All About Title Loans

We all need a little extra cash from time to time. Whether it be an emergency or an event that we saw coming for a while, there are just times when we’re strapped for cash that our money can’t cover such. That’s when a title loan comes into the picture.

A title loan is a loan that involves borrowing money on a piece of collateral, most typically, a car. The lender gets to take the title of the car, hence the loan name. Other stuff that have titles include boats, trailers, or campers. You can use these items as collateral for a title loan, though a vehicle is used for the most part.

The amount of the loan will rely upon the equity in the car. Simply put, it depends on how much the car is valued following debts currently owed on it. If you still make payments on the car you currently owe, you are still eligible for a title loans. Say, if the car is valued at $10,000 and you owe $5,000, that means there is $5,000 of equity available in the car to borrow against.
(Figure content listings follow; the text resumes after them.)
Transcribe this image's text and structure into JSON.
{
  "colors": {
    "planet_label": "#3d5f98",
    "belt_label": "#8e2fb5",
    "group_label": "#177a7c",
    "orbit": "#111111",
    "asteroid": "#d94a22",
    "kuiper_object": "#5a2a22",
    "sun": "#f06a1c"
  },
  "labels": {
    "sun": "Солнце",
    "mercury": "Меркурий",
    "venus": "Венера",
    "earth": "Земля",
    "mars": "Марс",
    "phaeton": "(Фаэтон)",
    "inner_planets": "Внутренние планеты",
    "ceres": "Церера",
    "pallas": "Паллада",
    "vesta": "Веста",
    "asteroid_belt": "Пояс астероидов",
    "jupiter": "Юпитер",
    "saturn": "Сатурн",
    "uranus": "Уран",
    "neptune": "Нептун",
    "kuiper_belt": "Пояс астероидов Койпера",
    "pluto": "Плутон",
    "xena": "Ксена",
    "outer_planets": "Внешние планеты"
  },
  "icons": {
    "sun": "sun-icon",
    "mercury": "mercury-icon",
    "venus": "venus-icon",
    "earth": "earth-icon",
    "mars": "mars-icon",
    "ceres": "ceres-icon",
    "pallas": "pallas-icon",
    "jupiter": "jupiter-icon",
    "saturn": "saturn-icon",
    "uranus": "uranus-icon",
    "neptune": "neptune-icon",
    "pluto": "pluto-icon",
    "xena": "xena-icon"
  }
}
Interest rates are something to consider when looking for a lender, among others. There are lenders who charge skyrocketing rate, making it all the harder to repay. You’ll also want to know about the schedule for payment. Just be sure to read the fine print before you sign on the dotted line.

When cash flow is not so good, title loans can come to your rescue. The best thing to do is to take time shopping around when searching for a lender. This way, you are sure to find a reputable title loan company that will work with you honestly and fairly.